This is an automated email from the ASF dual-hosted git repository.
zhouky pushed a commit to branch main
in repository https://gitbox.apache.org/repos/asf/incubator-celeborn.git
The following commit(s) were added to refs/heads/main by this push:
new 107f3df8b [CELEBORN-979] Reduce default disk Check Interval
107f3df8b is described below
commit 107f3df8ba79036ccaec54d0e095d69643570d02
Author: jiaoqingbo <[email protected]>
AuthorDate: Mon Sep 18 14:54:22 2023 +0800
[CELEBORN-979] Reduce default disk Check Interval
### What changes were proposed in this pull request?

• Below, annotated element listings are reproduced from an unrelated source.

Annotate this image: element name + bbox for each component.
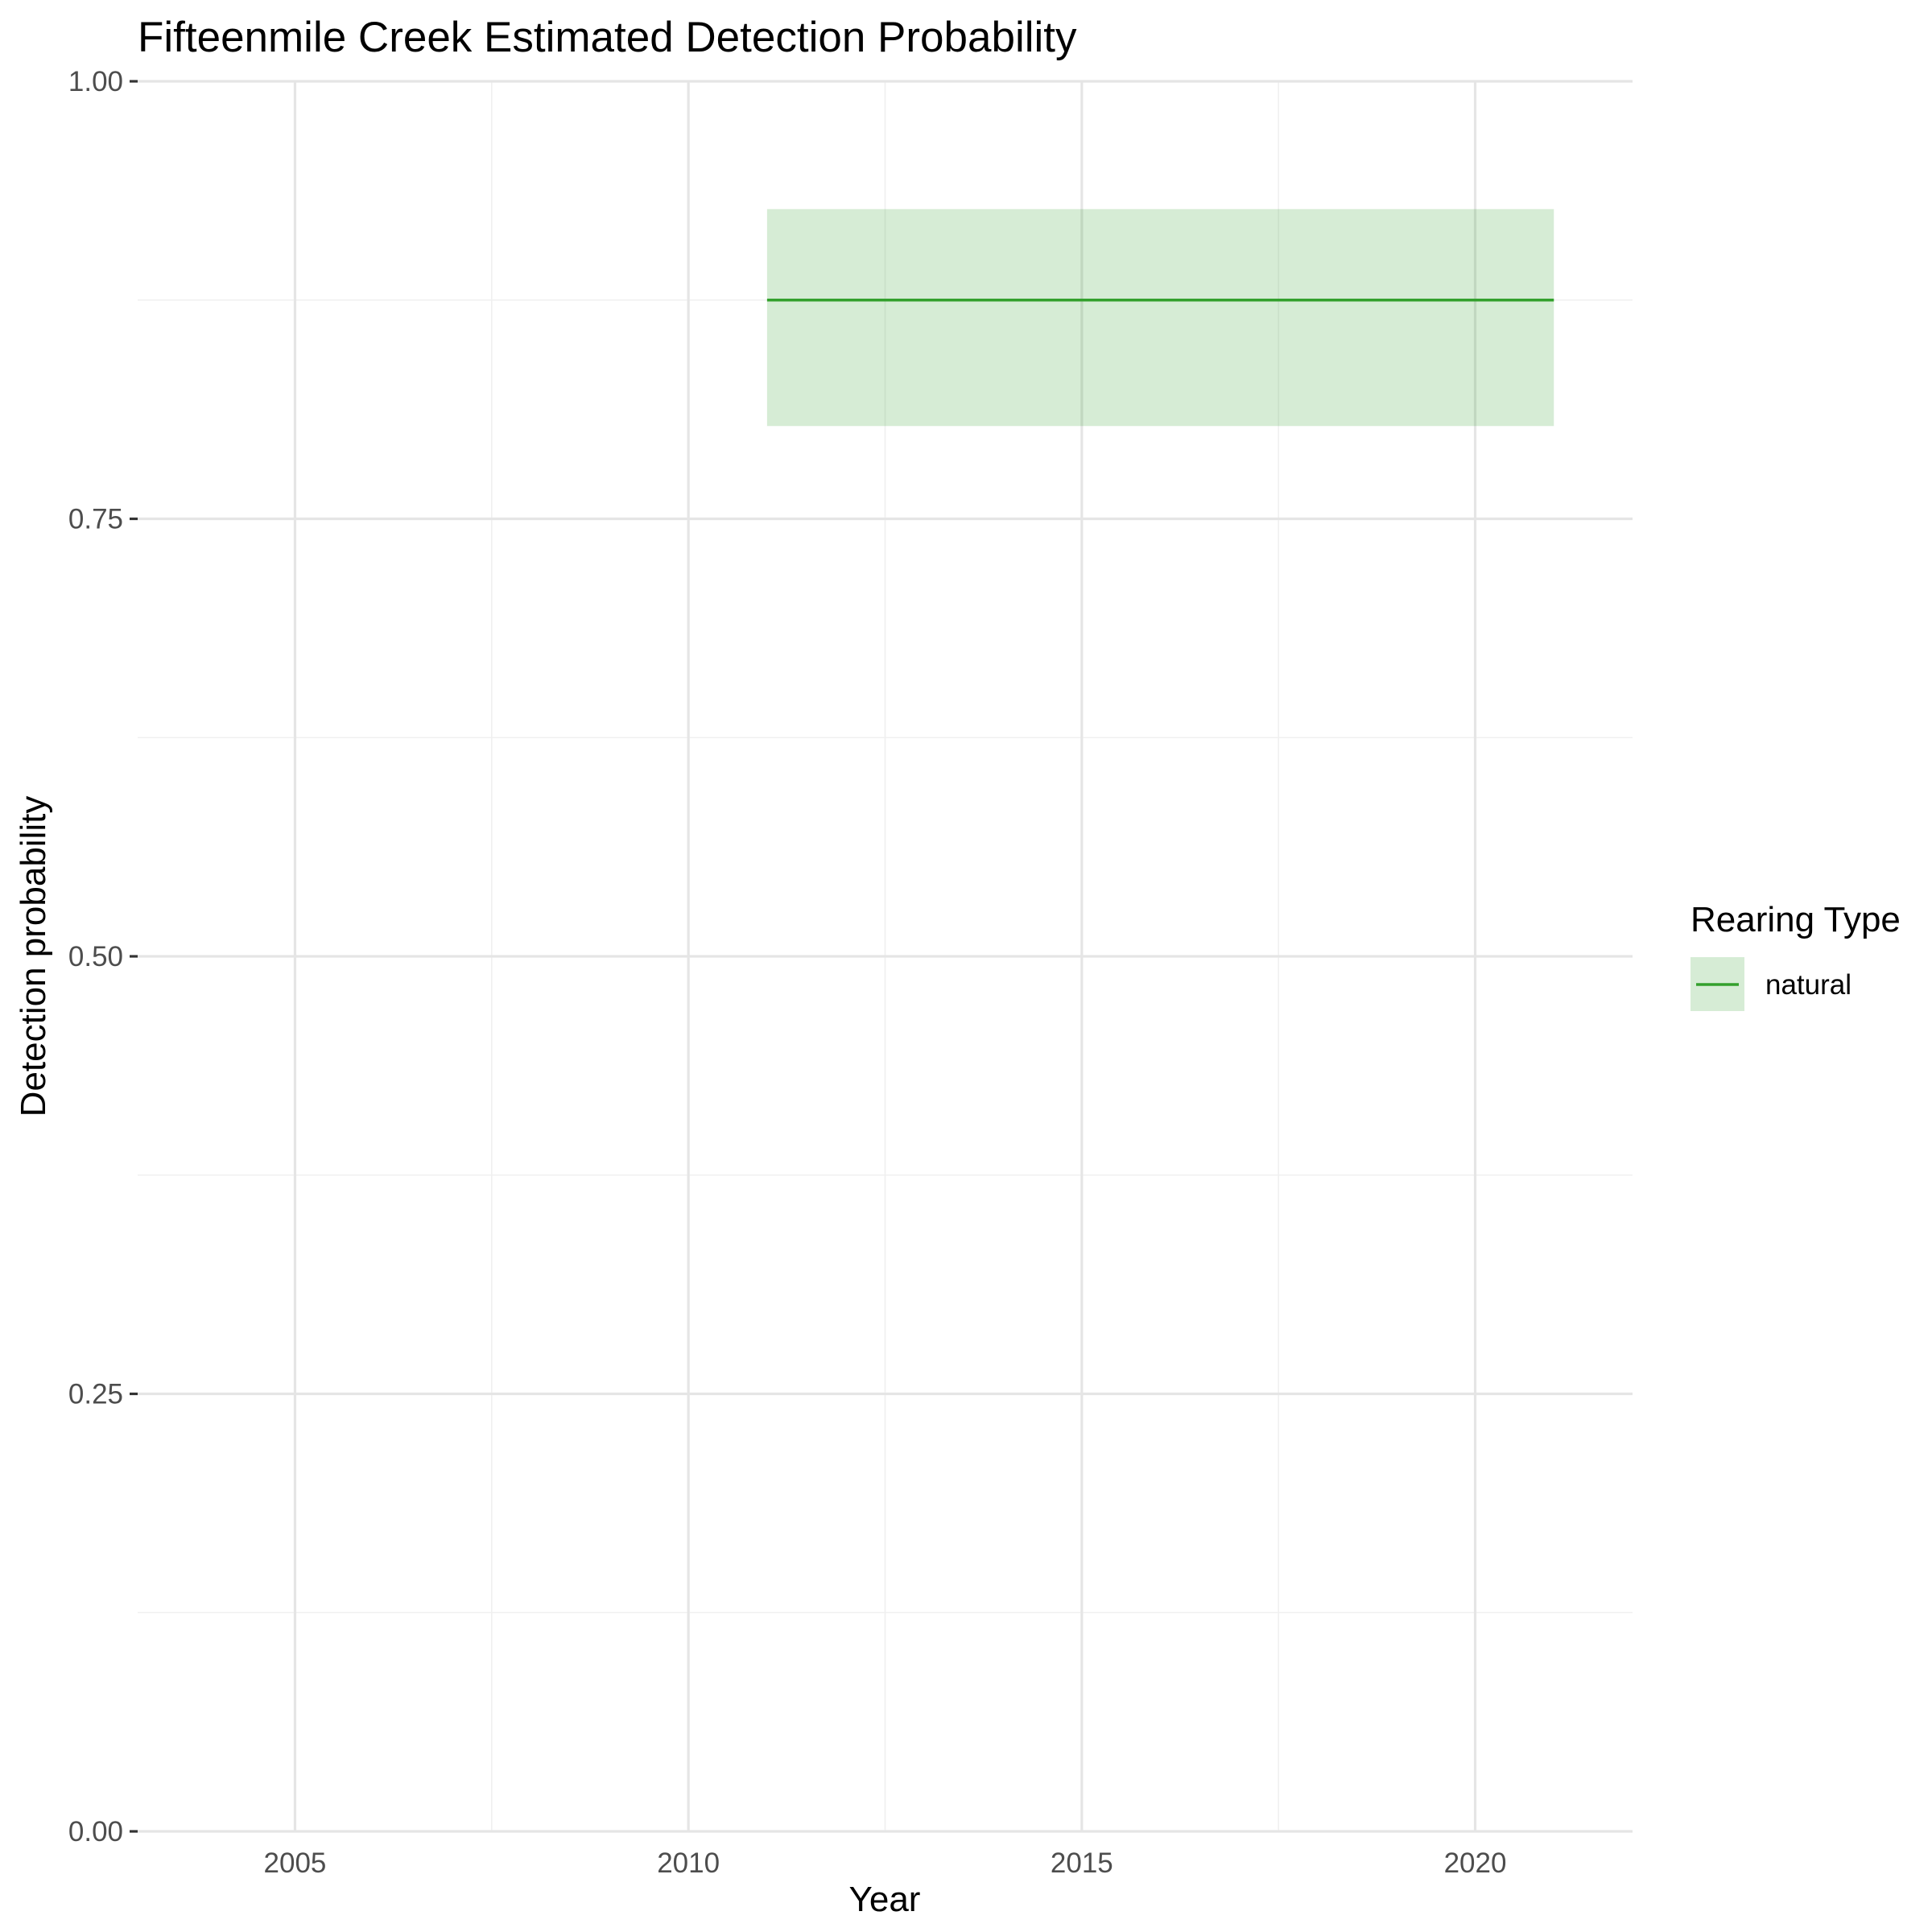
y-tick-label: 1.00 <box>68 66 123 97</box>
y-tick-label: 0.25 <box>68 1379 123 1410</box>
legend-title: Rearing Type <box>1690 900 1901 939</box>
axes: 2005 2010 2015 2020 0.00 0.25 0.50 0.75 1.00 <box>68 66 1507 1879</box>
x-tick-label: 2005 <box>264 1847 327 1879</box>
x-tick-label: 2015 <box>1051 1847 1113 1879</box>
chart-title: Fifteenmile Creek Estimated Detection Pr… <box>138 14 1077 61</box>
legend-label: natural <box>1765 969 1852 1001</box>
legend: Rearing Type natural <box>1690 900 1901 1011</box>
grid-lines <box>138 80 1633 1833</box>
confidence-ribbons <box>766 208 1554 427</box>
legend-items: natural <box>1690 957 1852 1011</box>
x-tick-label: 2010 <box>657 1847 720 1879</box>
y-tick-label: 0.00 <box>68 1816 123 1847</box>
x-tick-label: 2020 <box>1444 1847 1507 1879</box>
y-tick-label: 0.50 <box>68 941 123 972</box>
confidence-ribbon-natural <box>766 208 1554 427</box>
y-tick-label: 0.75 <box>68 504 123 535</box>
y-axis-title: Detection probability <box>14 796 53 1117</box>
x-axis-title: Year <box>849 1880 921 1919</box>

Reduce default disk Check Interval
### Why are the changes needed?
since https://github.com/apache/incubator-celeborn/pull/1909 ,In
PushDataHandler#checkDiskFull method,Added check logic for DiskInfo status, the
default disk Check Interval should be reduced
### Does this PR introduce _any_ user-facing change?
NO
### How was this patch tested?
PASS GA
Closes #1915 from jiaoqingbo/979.
Authored-by: jiaoqingbo <[email protected]>
Signed-off-by: zky.zhoukeyong <[email protected]>
---
common/src/main/scala/org/apache/celeborn/common/CelebornConf.scala | 2 +-
docs/configuration/worker.md | 2 +-
docs/migration.md | 4 ++++
3 files changed, 6 insertions(+), 2 deletions(-)
diff --git
a/common/src/main/scala/org/apache/celeborn/common/CelebornConf.scala
b/common/src/main/scala/org/apache/celeborn/common/CelebornConf.scala
index 1534a6921..ecf35f67a 100644
--- a/common/src/main/scala/org/apache/celeborn/common/CelebornConf.scala
+++ b/common/src/main/scala/org/apache/celeborn/common/CelebornConf.scala
@@ -2406,7 +2406,7 @@ object CelebornConf extends Logging {
.version("0.3.0")
.doc("Intervals between device monitor to check disk.")
.timeConf(TimeUnit.MILLISECONDS)
- .createWithDefaultString("60s")
+ .createWithDefaultString("30s")
val WORKER_DISK_MONITOR_SYS_BLOCK_DIR: ConfigEntry[String] =
buildConf("celeborn.worker.monitor.disk.sys.block.dir")
diff --git a/docs/configuration/worker.md b/docs/configuration/worker.md
index 8b05d5ad7..52719bf66 100644
--- a/docs/configuration/worker.md
+++ b/docs/configuration/worker.md
@@ -60,7 +60,7 @@ license: |
| celeborn.worker.graceful.shutdown.saveCommittedFileInfo.interval | 5s |
Interval for a Celeborn worker to flush committed file infos into Level DB. |
0.3.1 |
| celeborn.worker.graceful.shutdown.saveCommittedFileInfo.sync | false |
Whether to call sync method to save committed file infos into Level DB to
handle OS crash. | 0.3.1 |
| celeborn.worker.graceful.shutdown.timeout | 600s | The worker's graceful
shutdown timeout time. | 0.2.0 |
-| celeborn.worker.monitor.disk.check.interval | 60s | Intervals between device
monitor to check disk. | 0.3.0 |
+| celeborn.worker.monitor.disk.check.interval | 30s | Intervals between device
monitor to check disk. | 0.3.0 |
| celeborn.worker.monitor.disk.check.timeout | 30s | Timeout time for worker
check device status. | 0.3.0 |
| celeborn.worker.monitor.disk.checklist | readwrite,diskusage | Monitor type
for disk, available items are: iohang, readwrite and diskusage. | 0.2.0 |
| celeborn.worker.monitor.disk.enabled | true | When true, worker will monitor
device and report to master. | 0.3.0 |
diff --git a/docs/migration.md b/docs/migration.md
index a76c34301..280b52fe0 100644
--- a/docs/migration.md
+++ b/docs/migration.md
@@ -28,6 +28,10 @@ license: |
- Since 0.4.0, Celeborn won't support
`org.apache.spark.shuffle.celeborn.RssShuffleManager`.
+## Upgrading from 0.3.1 to 0.3.2
+
+- Since 0.3.2, Celeborn changed the default value of
`celeborn.worker.monitor.disk.check.interval` from `60` to `30`.
+
## Upgrading from 0.3.0 to 0.3.1
- Since 0.3.1, Celeborn changed the default value of
`celeborn.worker.directMemoryRatioToResume` from `0.5` to `0.7`.